Miguel Pinto Luz, qui a visité cet après-midi quelques-uns des projets de logements en cours dans la municipalité, et a remis les six premières clés dans le cadre du programme de loyer accessible, a reconnu que « les défis sont énormes », mais a insisté sur le fait qu’il continue de « croire », en citant l’exemple du travail accompli à Alcanena.

« Nous continuons de croire que c’est possible, nous allons y arriver et avec des exemples comme ceux d’Alcanena, nous réussirons à coup sûr », a-t-il souligné, ajoutant que les causes des retards sont identifiées et que des solutions seront trouvées pour les surmonter.

Évoquant le « prix de la construction » et la « sous-estimation qui existait dans les différents programmes », Miguel Pinto Luz a salué le travail du gouvernement actuel, qui a fait un « effort colossal pour augmenter la capacité, la réponse du budget de l’État […] pour pouvoir respecter » le PRR.

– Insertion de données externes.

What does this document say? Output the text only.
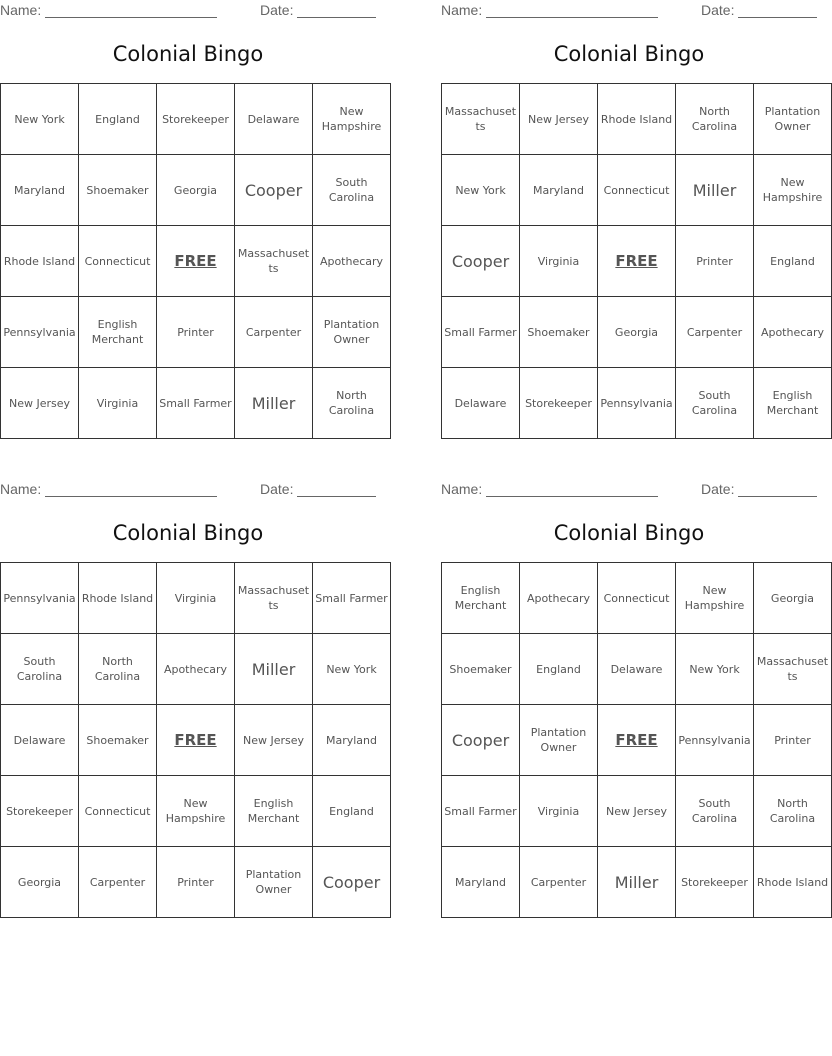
Name:	Date:
Colonial Bingo
New York	England	Storekeeper	Delaware	New Hampshire
Maryland	Shoemaker	Georgia	Cooper	South Carolina
Rhode Island	Connecticut	FREE	Massachusetts	Apothecary
Pennsylvania	English Merchant	Printer	Carpenter	Plantation Owner
New Jersey	Virginia	Small Farmer	Miller	North Carolina
Name:	Date:
Colonial Bingo
Massachusetts	New Jersey	Rhode Island	North Carolina	Plantation Owner
New York	Maryland	Connecticut	Miller	New Hampshire
Cooper	Virginia	FREE	Printer	England
Small Farmer	Shoemaker	Georgia	Carpenter	Apothecary
Delaware	Storekeeper	Pennsylvania	South Carolina	English Merchant
Name:	Date:
Colonial Bingo
Pennsylvania	Rhode Island	Virginia	Massachusetts	Small Farmer
South Carolina	North Carolina	Apothecary	Miller	New York
Delaware	Shoemaker	FREE	New Jersey	Maryland
Storekeeper	Connecticut	New Hampshire	English Merchant	England
Georgia	Carpenter	Printer	Plantation Owner	Cooper
Name:	Date:
Colonial Bingo
English Merchant	Apothecary	Connecticut	New Hampshire	Georgia
Shoemaker	England	Delaware	New York	Massachusetts
Cooper	Plantation Owner	FREE	Pennsylvania	Printer
Small Farmer	Virginia	New Jersey	South Carolina	North Carolina
Maryland	Carpenter	Miller	Storekeeper	Rhode Island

« Dans les prochains mois, nous verrons ce rythme s’accélérer de plus en plus pour conclure les 26 000 logements [d’ici juin 2026], auxquels nous avons ajouté 10 000 supplémentaires, qui seront également financés à 100 %, et c’est pourquoi nous croyons que nous y parviendrons, avec l’aide des municipalités », a-t-il déclaré.

Interrogé sur l’évolution des projets dans le cadre du 1er Droit – Programme de Soutien à l’Accès au Logement, le responsable gouvernemental a confirmé qu’il y a des retards dus à des appels d’offres infructueux, qu’il a attribués à la « sous-estimation » des projets par l’ancien exécutif socialiste.

« Aujourd’hui, les prix de la construction ont continué d’augmenter et, par conséquent, nous avons des appels d’offres infructueux, cela a déjà fait la une. Nous sommes préoccupés par cette situation, mais nous surveillons et trouvons toujours des solutions », a-t-il assuré.

Outre le budget « plus que doublé », le responsable a mentionné des solutions comme des « architectures différentes des modèles de financement » pour « faire face à ces prix de la construction de plus en plus élevés ».

En ce qui concerne la municipalité d’Alcanena, le ministre a estimé qu’il s’agissait d’une « référence » pour sa « vision intégrée » du développement de la commune, associée à un paquet global d’investissement de 318 logements, dans le cadre du 1er Droit et du loyer accessible, à hauteur de 40 millions d’euros (ME).

« C’est un exemple et il est en tête. Précisément parce qu’il a un programme de loyer accessible absolument unique et un 1er Droit également absolument unique. Mais je dirais que cette vision de réhabiliter le centre ancien, d’amener la multiplicité des usages au sein de ce centre – et nous avons fait ce parcours à pied depuis la mairie jusqu’ici – nous comprenons ce qui se passe dans le centre ancien. C’est cela qui aurait dû se passer du nord au sud », a-t-il affirmé.

Alcanena, avec un projet global pour 308 logements et un investissement de 40,5 millions d’euros, a déjà livré 27 logements dans le cadre du 1er Droit et en a 68 autres en construction, pour un investissement global de neuf millions d’euros.

En ce qui concerne le logement à coûts accessibles, Alcanena a livré aujourd’hui les six premiers logements, et propose 145 autres en construction, 35 en appel d’offres public, et 27 à l’étude, pour un investissement de 31,5 millions d’euros.

Selon le président de la Chambre de Alcanena, Rui Anastácio (élu par la coalition PSD/CDS-PP/MPT), la municipalité a reçu 100 candidatures pour les six logements livrés aujourd’hui.

« Nous avons ici un ensemble de défis très important, mais en fait, cette offre qualifiée de logement est une des pièces du puzzle indispensable pour parvenir à combattre cet hiver démographique que nous vivons dans le pays et dans notre région », a-t-il déclaré.